Monday, 3 December 2012

HOW AEROPLANES FLY??






Well,many of us will be thinking that HOW AEROPLANES FLY??

Drop a stone into the ocean and it will sink into the deep. Chuck a stone off the side of a mountain and it will plummet as well. Sure, steel ships can float and even very heavy airplanes can fly, but to achieve flight, you have to exploit the four basic aerodynamic forces: lift, weight, thrust and drag. You can think of them as four arms holding the plane in the air, each pushing from a different direction.

First, let's examine thrust and drag. Thrust, whether caused by a propeller or a jet engine, is the aerodynamic force that pushes or pulls the airplane forward through space. The opposing aerodynamic force is drag, or the friction that resists the motion of an object moving through a fluid (or immobile in a moving fluid, as occurs when you fly a kite).If you stick your hand out of a car window while moving, you'll experience a very simple demonstration of drag at work.For flight to take place, thrust must be equal to or greater than the drag.
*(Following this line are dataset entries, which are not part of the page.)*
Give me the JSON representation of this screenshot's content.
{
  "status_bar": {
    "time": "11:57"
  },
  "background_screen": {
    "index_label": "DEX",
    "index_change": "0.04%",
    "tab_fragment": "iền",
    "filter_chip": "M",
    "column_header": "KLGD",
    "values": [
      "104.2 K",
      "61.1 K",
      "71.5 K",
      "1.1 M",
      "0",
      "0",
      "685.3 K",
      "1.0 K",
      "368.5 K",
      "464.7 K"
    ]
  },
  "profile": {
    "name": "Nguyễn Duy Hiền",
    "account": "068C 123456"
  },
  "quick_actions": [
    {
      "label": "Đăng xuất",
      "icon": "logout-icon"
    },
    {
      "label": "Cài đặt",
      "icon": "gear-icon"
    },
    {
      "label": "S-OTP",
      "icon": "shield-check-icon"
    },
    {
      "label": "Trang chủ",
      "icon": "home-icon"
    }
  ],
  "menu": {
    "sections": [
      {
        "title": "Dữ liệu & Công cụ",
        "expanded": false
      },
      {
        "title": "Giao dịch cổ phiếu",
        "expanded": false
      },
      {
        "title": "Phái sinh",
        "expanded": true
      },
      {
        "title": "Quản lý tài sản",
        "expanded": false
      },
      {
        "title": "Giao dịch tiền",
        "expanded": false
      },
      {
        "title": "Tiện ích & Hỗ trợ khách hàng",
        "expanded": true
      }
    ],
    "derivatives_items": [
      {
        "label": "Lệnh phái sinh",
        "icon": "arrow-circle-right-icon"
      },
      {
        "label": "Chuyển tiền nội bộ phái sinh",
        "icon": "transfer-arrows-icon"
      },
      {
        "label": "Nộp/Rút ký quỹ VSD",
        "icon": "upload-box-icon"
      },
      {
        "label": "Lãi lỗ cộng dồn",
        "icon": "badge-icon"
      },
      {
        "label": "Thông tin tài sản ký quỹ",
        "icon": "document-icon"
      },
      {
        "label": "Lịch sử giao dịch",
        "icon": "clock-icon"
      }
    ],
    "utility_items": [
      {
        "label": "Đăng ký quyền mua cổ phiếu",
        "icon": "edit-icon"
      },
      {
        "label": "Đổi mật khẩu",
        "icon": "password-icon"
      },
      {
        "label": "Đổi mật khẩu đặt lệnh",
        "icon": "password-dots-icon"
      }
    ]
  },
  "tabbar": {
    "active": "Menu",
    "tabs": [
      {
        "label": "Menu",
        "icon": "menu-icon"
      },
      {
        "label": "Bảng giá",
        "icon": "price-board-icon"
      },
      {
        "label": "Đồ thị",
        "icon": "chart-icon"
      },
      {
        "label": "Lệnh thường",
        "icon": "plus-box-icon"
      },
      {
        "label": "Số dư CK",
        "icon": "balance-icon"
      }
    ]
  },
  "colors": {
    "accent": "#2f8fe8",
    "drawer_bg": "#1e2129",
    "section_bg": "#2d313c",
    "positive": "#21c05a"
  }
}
If, for any reason, the amount of drag becomes larger than the amount of thrust, the plane will slow down. If the thrust is increased so that it's greater than the drag, the plane will speed up.

Every object on Earth has weight, a product of both gravity and mass. A Boeing 747-8 passenger airliner, for instance, has a maximum takeoff weight of 487.5 tons (442 metric tons), the force with which the weighty plane is drawn toward the Earth.Weight's opposing force is lift, which holds an airplane in the air. This feat is accomplished through the use of a wing, also known as an airfoil. Like drag, lift can exist only in the presence of a moving fluid.What really matters is the relative difference in speeds between the object and the fluid.
The wing is shaped and tilted so that the air moving over it travels faster than the air moving underneath. When moving air flows over an object and encounters an obstacle (such as a bump or a sudden increase in wing angle), its path narrows and the flow speeds up as all the molecules rush though.

As air speeds up, its pressure drops. So the faster-moving air moving over the wing exerts less pressure on it than the slower air moving underneath the wing. The result is an upward push of lift. In the field of fluid dynamics, this is known as Bernoulli's principle.